Her heartbeat is pounding in my ears; I hear it and I wonder if it might be his. The scent of her mortal blood tempts me, calls to me, until I can no longer fight my thirst.
The piano bench crashes onto the floor, as I pull my beloved back from the piano keys and sink my fangs deep into the fount of blood hidden inside of her throat. I drink deeply, my ancient flesh warming as I quickly take Melina’s life, for sadly this is not my beloved composer. I know this now. And now it is too late.
The body in my arms does not hold Beethoven’s spirit. This is simply a tortured, angry young woman on the edge of madness, and I am about to give her eternal life. Her eyes are dead as her lips search blindly for the open vein in my wrist.

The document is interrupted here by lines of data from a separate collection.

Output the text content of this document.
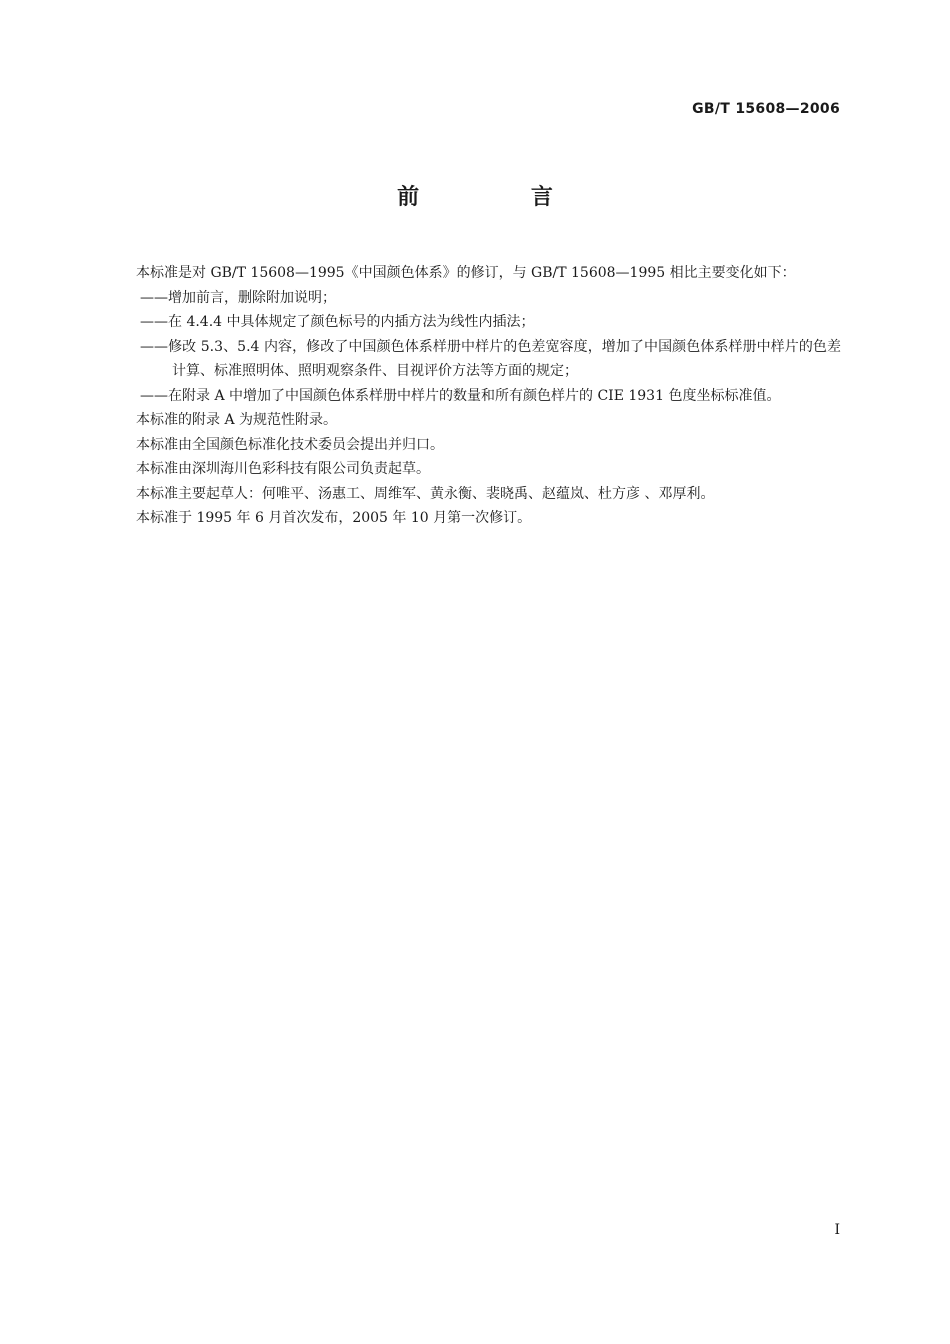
GB/T 15608—2006
前 言

本标准是对 GB/T 15608—1995《中国颜色体系》的修订，与 GB/T 15608—1995 相比主要变化如下：

——增加前言，删除附加说明；

——在 4.4.4 中具体规定了颜色标号的内插方法为线性内插法；

——修改 5.3、5.4 内容，修改了中国颜色体系样册中样片的色差宽容度，增加了中国颜色体系样册中样片的色差计算、标准照明体、照明观察条件、目视评价方法等方面的规定；

——在附录 A 中增加了中国颜色体系样册中样片的数量和所有颜色样片的 CIE 1931 色度坐标标准值。

本标准的附录 A 为规范性附录。

本标准由全国颜色标准化技术委员会提出并归口。

本标准由深圳海川色彩科技有限公司负责起草。

本标准主要起草人：何唯平、汤惠工、周维军、黄永衡、裴晓禹、赵蕴岚、杜方彦 、邓厚利。

本标准于 1995 年 6 月首次发布，2005 年 10 月第一次修订。

I
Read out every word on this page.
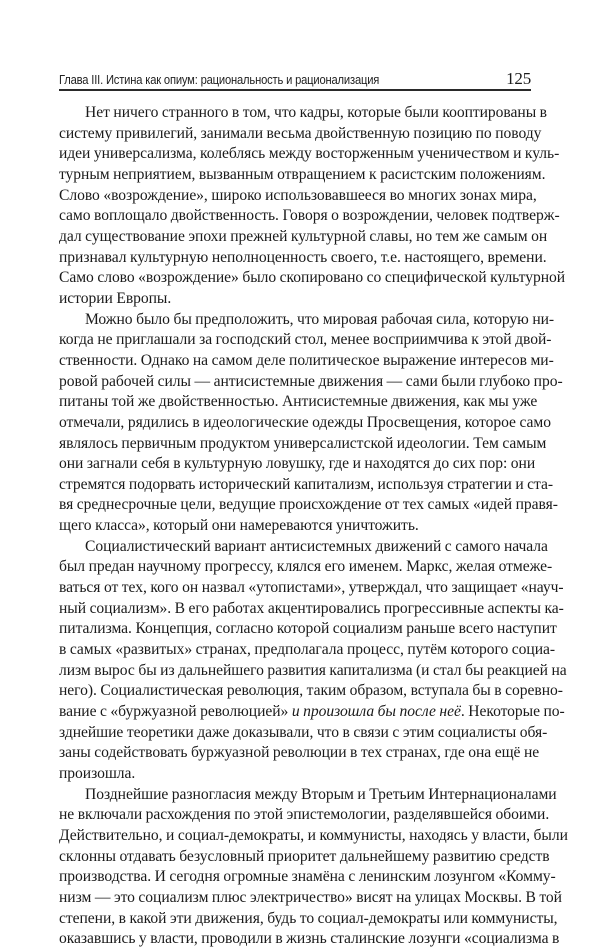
Глава III. Истина как опиум: рациональность и рационализация	125

Нет ничего странного в том, что кадры, которые были кооптированы в
систему привилегий, занимали весьма двойственную позицию по поводу
идеи универсализма, колеблясь между восторженным ученичеством и куль-
турным неприятием, вызванным отвращением к расистским положениям.
Слово «возрождение», широко использовавшееся во многих зонах мира,
само воплощало двойственность. Говоря о возрождении, человек подтверж-
дал существование эпохи прежней культурной славы, но тем же самым он
признавал культурную неполноценность своего, т.е. настоящего, времени.
Само слово «возрождение» было скопировано со специфической культурной
истории Европы.

Можно было бы предположить, что мировая рабочая сила, которую ни-
когда не приглашали за господский стол, менее восприимчива к этой двой-
ственности. Однако на самом деле политическое выражение интересов ми-
ровой рабочей силы — антисистемные движения — сами были глубоко про-
питаны той же двойственностью. Антисистемные движения, как мы уже
отмечали, рядились в идеологические одежды Просвещения, которое само
являлось первичным продуктом универсалистской идеологии. Тем самым
они загнали себя в культурную ловушку, где и находятся до сих пор: они
стремятся подорвать исторический капитализм, используя стратегии и ста-
вя среднесрочные цели, ведущие происхождение от тех самых «идей правя-
щего класса», который они намереваются уничтожить.

Социалистический вариант антисистемных движений с самого начала
был предан научному прогрессу, клялся его именем. Маркс, желая отмеже-
ваться от тех, кого он назвал «утопистами», утверждал, что защищает «науч-
ный социализм». В его работах акцентировались прогрессивные аспекты ка-
питализма. Концепция, согласно которой социализм раньше всего наступит
в самых «развитых» странах, предполагала процесс, путём которого социа-
лизм вырос бы из дальнейшего развития капитализма (и стал бы реакцией на
него). Социалистическая революция, таким образом, вступала бы в соревно-
вание с «буржуазной революцией» и произошла бы после неё. Некоторые по-
зднейшие теоретики даже доказывали, что в связи с этим социалисты обя-
заны содействовать буржуазной революции в тех странах, где она ещё не
произошла.

Позднейшие разногласия между Вторым и Третьим Интернационалами
не включали расхождения по этой эпистемологии, разделявшейся обоими.
Действительно, и социал-демократы, и коммунисты, находясь у власти, были
склонны отдавать безусловный приоритет дальнейшему развитию средств
производства. И сегодня огромные знамёна с ленинским лозунгом «Комму-
низм — это социализм плюс электричество» висят на улицах Москвы. В той
степени, в какой эти движения, будь то социал-демократы или коммунисты,
оказавшись у власти, проводили в жизнь сталинские лозунги «социализма в
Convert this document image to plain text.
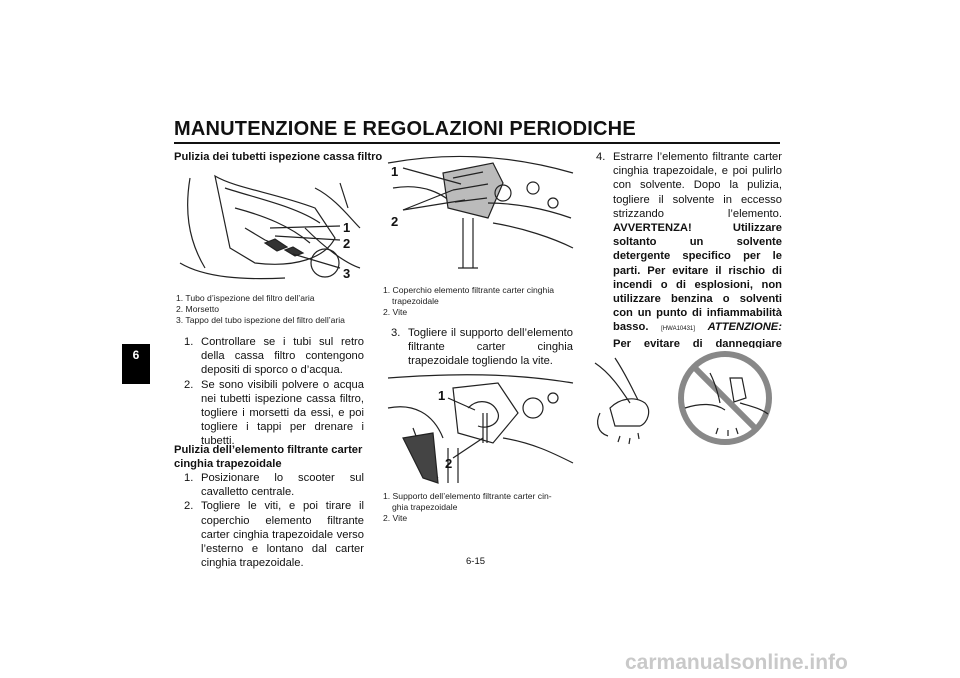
MANUTENZIONE E REGOLAZIONI PERIODICHE
6
Pulizia dei tubetti ispezione cassa filtro
1
2
3
1. Tubo d’ispezione del filtro dell’aria
2. Morsetto
3. Tappo del tubo ispezione del filtro dell’aria
1. Controllare se i tubi sul retro della cassa filtro contengono depositi di sporco o d’acqua.
2. Se sono visibili polvere o acqua nei tubetti ispezione cassa filtro, togliere i morsetti da essi, e poi togliere i tappi per drenare i tubetti.
Pulizia dell’elemento filtrante carter cinghia trapezoidale
1. Posizionare lo scooter sul cavalletto centrale.
2. Togliere le viti, e poi tirare il coperchio elemento filtrante carter cinghia trapezoidale verso l’esterno e lontano dal carter cinghia trapezoidale.
1
2
1. Coperchio elemento filtrante carter cinghia
trapezoidale
2. Vite
3. Togliere il supporto dell’elemento filtrante carter cinghia trapezoidale togliendo la vite.
1
2
1. Supporto dell’elemento filtrante carter cin-
ghia trapezoidale
2. Vite
4. Estrarre l’elemento filtrante carter cinghia trapezoidale, e poi pulirlo con solvente. Dopo la pulizia, togliere il solvente in eccesso strizzando l’elemento. AVVERTENZA!	Utilizzare soltanto un solvente detergente specifico per le parti. Per evitare il rischio di incendi o di esplosioni, non utilizzare benzina o solventi con un punto di infiammabilità basso. [HWA10431] ATTENZIONE: Per evitare di danneggiare l’elemento del filtro aria, maneggiarlo con delicatezza e non torcerlo. [HCA10521]
6-15
carmanualsonline.info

It would be best to let her go, to just let her die. But I gave my word to my only friend left in this world that she would be safe in my care. Am I such a monster to kill her after promising to give her sanctuary? I must let her drink, but in my heart I know that even immortality will not save this one from death. Her mind is not strong enough to face an endless eternity of dark evenings, but she will not perish this night. I have learned over the centuries that a friend is more precious than gold. Marcus is my friend, and he loves her.
Melina is pulling at my veins now. Drinking deeply of the eternal life in my blood with a voracious appetite. My decision has been made. She will be a vampire.
I watch her open her eyes, the madness is still burning deep within them as she stares at me with a twisted grin. What have I done? But I already know of my horrible mistake. And all that I can offer my dear friend, Marcus, is a silent prayer. Forgive me…Please forgive me.